The supposed port on the Pace Gateways, started out as minor FUD, and now has turned into a full blown fire out of control. All in due to people keep spreading miss information about something that is not really there.
An open port on a hardware firewall is never good, unless intended on purpose by owner of said hardware (not any company), and the software running behind that port is known well and without any exploitable vulnerabilities.
About to just put the Gateway in bridge mode for the 2wire, and use the Netgear as the Hardware Firewall, just not 100% sure on how to do it
Well, the Netgear also filters incoming traffic, so unless you have opened a port on it, nothing is going to get through to your machines at all without request. (Unless perhaps exploited with its own vulnerability - they have them believe it or not.) What that means is things you solicit, such as web browsing, and all other general usage works and things you did not solicit, will not.
Disable uPnP on Netgear for good measure.
So, it is secure in that aspect, but still - someone can access your AT&T without your permission. (Notably, likely ISP.)
You can Stealth the port, and that is how it should be. You do also have to have ports open when running a File server, or a IP camera. When a request is made to that device, it should only go to that port, and access only what that port is mapped to on the device from the Router.
Think of port mapping, like following a road map across the country. Some exits may be open, others may be closed, while there are some that state on the map that they are there, but in reality are not. That is how the router works. It is told which ports to open and which to close, but should always be in Stealth mode.

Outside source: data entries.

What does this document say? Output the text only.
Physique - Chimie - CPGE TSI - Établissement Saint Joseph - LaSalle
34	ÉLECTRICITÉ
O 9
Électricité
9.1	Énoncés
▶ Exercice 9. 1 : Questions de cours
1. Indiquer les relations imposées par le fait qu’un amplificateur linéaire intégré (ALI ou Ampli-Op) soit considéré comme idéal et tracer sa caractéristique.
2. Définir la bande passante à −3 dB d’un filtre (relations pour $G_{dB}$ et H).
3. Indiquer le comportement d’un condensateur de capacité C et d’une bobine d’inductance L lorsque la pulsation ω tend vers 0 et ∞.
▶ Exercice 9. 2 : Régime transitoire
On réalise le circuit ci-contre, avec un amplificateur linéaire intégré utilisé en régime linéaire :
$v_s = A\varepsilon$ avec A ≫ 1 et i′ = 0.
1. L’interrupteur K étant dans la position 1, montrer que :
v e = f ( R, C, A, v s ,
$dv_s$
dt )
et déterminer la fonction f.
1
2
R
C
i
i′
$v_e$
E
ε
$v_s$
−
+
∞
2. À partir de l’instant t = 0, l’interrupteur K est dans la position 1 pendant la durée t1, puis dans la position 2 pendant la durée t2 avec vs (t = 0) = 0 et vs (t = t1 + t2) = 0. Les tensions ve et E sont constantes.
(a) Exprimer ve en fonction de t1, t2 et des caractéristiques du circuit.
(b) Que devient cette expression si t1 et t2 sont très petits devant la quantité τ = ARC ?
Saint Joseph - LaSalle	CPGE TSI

That is why when people state that they did a port scan and found a bunch of open ports. The first thing that comes to mind, is why are they looking for open ports. The second is does the person understand the information they are looking at, from the results that the scan test gave.
If you are connected to the Internet, and worried about someone watching what you are doing, it is too late now. Regardless what people think that they can hide what they are doing, those days have gone away.
Modern day firewalls on today's routers, use IPTables. They will Stealth the port, so that it does not show to outside ping requests, if it is open, but IPTables on the router knows whether it is open or closed.